Université Libre de Bruxelles, Department of Molecular Biology, Cellular & Molecular Microbiology, Gosselies, Belgium.
PLoS Pathog. 2020 Dec 16;16(12):e1008893. doi: 10.1371/journal.ppat.1008893. eCollection 2020 Dec.
Bacterial bloodstream infections (BSI) are a major health concern and can cause up to 40% mortality. Pseudomonas aeruginosa BSI is often of nosocomial origin and is associated with a particularly poor prognosis. The mechanism of bacterial persistence in blood is still largely unknown. Here, we analyzed the behavior of a cohort of clinical and laboratory Pseudomonas aeruginosa strains in human blood. In this specific environment, complement was the main defensive mechanism, acting either by direct bacterial lysis or by opsonophagocytosis, which required recognition by immune cells. We found highly variable survival rates for different strains in blood, whatever their origin, serotype, or the nature of their secreted toxins (ExoS, ExoU or ExlA) and despite their detection by immune cells. We identified and characterized a complement-tolerant subpopulation of bacterial cells that we named "evaders". Evaders shared some features with bacterial persisters, which tolerate antibiotic treatment. Notably, in bi-phasic killing curves, the evaders represented 0.1-0.001% of the initial bacterial load and displayed transient tolerance. However, the evaders are not dormant and require active metabolism to persist in blood.

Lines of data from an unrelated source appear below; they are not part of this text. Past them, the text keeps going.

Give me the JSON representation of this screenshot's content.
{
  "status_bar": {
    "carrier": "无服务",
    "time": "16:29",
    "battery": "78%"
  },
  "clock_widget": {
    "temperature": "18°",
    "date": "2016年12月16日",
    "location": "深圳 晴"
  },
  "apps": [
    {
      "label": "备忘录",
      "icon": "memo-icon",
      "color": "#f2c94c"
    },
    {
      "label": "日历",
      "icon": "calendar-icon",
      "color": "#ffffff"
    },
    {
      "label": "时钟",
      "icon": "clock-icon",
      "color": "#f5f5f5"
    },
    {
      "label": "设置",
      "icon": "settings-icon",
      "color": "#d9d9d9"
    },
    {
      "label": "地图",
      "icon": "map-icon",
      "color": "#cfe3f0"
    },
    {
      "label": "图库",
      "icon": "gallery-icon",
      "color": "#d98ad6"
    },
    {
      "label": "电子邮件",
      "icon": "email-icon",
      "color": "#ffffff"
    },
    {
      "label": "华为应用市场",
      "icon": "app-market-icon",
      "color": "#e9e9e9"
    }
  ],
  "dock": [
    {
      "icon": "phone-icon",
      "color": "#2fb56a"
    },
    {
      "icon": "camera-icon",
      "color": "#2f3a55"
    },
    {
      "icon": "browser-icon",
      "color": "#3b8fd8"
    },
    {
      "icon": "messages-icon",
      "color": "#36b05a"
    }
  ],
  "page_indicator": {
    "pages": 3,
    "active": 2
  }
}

We detected the evaders for five other major human pathogens: Acinetobacter baumannii, Burkholderia multivorans, enteroaggregative Escherichia coli, Klebsiella pneumoniae, and Yersinia enterocolitica. Thus, the evaders could allow the pathogen to persist within the bloodstream, and may be the cause of fatal bacteremia or dissemination, in particular in the absence of effective antibiotic treatments.

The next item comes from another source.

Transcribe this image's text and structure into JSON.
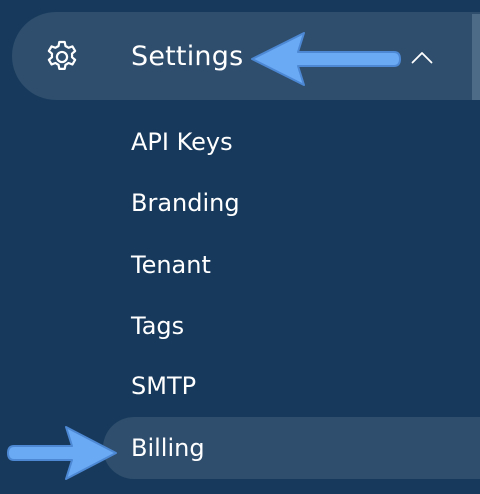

细菌血流感染(BSI)是一个主要的健康问题,可导致高达 40%的死亡率。铜绿假单胞菌血流感染通常是医院获得性的,与预后特别差有关。细菌在血液中持续存在的机制在很大程度上仍然未知。在这里,我们分析了一组临床和实验室分离的铜绿假单胞菌菌株在人血液中的行为。在这种特定的环境中,补体是主要的防御机制,通过直接细菌裂解或调理吞噬作用发挥作用,这需要免疫细胞的识别。我们发现不同来源、血清型或分泌毒素(ExoS、ExoU 或 ExlA)性质的不同菌株在血液中的存活率差异很大,尽管它们被免疫细胞检测到。我们鉴定并描述了一个具有补体耐受性的细菌细胞亚群,我们称之为“逃避者”。逃避者与耐受抗生素治疗的细菌持久者有一些共同特征。值得注意的是,在双相杀伤曲线中,逃避者占初始细菌负荷的 0.1-0.001%,表现出短暂的耐受性。然而,逃避者并不休眠,需要主动代谢才能在血液中持续存在。我们在其他五种主要的人类病原体中检测到逃避者:鲍曼不动杆菌、多耐药伯克霍尔德菌、聚集性大肠埃希菌、肺炎克雷伯菌和小肠结肠炎耶尔森菌。因此,逃避者可能使病原体在血流中持续存在,并可能导致致命性菌血症或传播,特别是在没有有效抗生素治疗的情况下。